FIG. 1 is a schematic plan view showing a light-receiving element according to an embodiment of the present invention, FIG. 2 is a cross-sectional view showing a main part of a photoelectronic device incorporating the light-receiving element, and FIG. 3 is another embodiment of the present invention. FIG. 3 is a schematic plan view of a light receiving element according to an example. 1... Light receiving element, 2... Light receiving area, 3... Electrode (
upper electrode), 4... bonding pad, 5... dividing line, 6... stem, 7... solder, 8... insulator, 9... lead, 10... cap, 11...
・Window, 12...Glass plate, I3...Fixing material, 14.
...InP substrate, 15-InGaAsP layer, 16...
InP layer, 17... InP layer, 18... antireflection film, 19... passivation film, 20... wire,
21... Electrode, 22... Light.
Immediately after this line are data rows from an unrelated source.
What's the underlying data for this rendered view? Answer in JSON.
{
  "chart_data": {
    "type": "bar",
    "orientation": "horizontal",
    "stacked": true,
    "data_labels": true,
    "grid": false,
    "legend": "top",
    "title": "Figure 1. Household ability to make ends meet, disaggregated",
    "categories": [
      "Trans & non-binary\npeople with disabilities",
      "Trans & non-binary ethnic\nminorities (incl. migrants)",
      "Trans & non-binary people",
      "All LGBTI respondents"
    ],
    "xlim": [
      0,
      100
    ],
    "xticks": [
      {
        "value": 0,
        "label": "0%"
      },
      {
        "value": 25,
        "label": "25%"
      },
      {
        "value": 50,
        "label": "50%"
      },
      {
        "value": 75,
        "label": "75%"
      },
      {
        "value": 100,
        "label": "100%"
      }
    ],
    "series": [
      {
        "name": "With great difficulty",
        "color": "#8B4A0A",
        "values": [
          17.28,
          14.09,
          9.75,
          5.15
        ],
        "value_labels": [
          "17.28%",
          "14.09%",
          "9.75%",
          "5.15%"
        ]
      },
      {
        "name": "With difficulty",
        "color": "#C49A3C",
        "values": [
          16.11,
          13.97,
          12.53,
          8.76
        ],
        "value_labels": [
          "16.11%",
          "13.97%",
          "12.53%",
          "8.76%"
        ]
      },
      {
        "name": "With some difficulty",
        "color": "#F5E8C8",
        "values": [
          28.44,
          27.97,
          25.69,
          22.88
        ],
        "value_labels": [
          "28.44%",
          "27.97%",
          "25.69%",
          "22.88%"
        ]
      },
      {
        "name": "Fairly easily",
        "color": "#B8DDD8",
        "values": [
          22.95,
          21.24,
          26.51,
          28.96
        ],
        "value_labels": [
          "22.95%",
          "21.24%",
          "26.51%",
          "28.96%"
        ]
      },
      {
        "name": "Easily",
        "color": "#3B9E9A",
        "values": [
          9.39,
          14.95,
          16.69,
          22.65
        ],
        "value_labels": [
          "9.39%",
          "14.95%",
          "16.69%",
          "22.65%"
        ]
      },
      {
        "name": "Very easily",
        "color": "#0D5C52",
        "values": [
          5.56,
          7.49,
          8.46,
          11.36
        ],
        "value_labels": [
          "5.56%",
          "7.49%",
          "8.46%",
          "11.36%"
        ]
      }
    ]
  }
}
Figure 1 Figure 2 Figure 3

Claims (1)

[Scope of Claims] 1. A monolithic light-receiving element having a light-receiving area on its main surface, the light-receiving element having a plurality of light-receiving areas on its main surface. 2. The light receiving element according to claim 1, wherein the plurality of light receiving regions are electrically independent from each other. 3. A photoelectronic device comprising a package and a light-receiving element built into the package, wherein the light-receiving element is provided with a plurality of mutually independent light-receiving areas. 4. The optoelectronic device according to claim 3, wherein one electrode of each light receiving area is electrically connected to each lead insulatively attached to the package.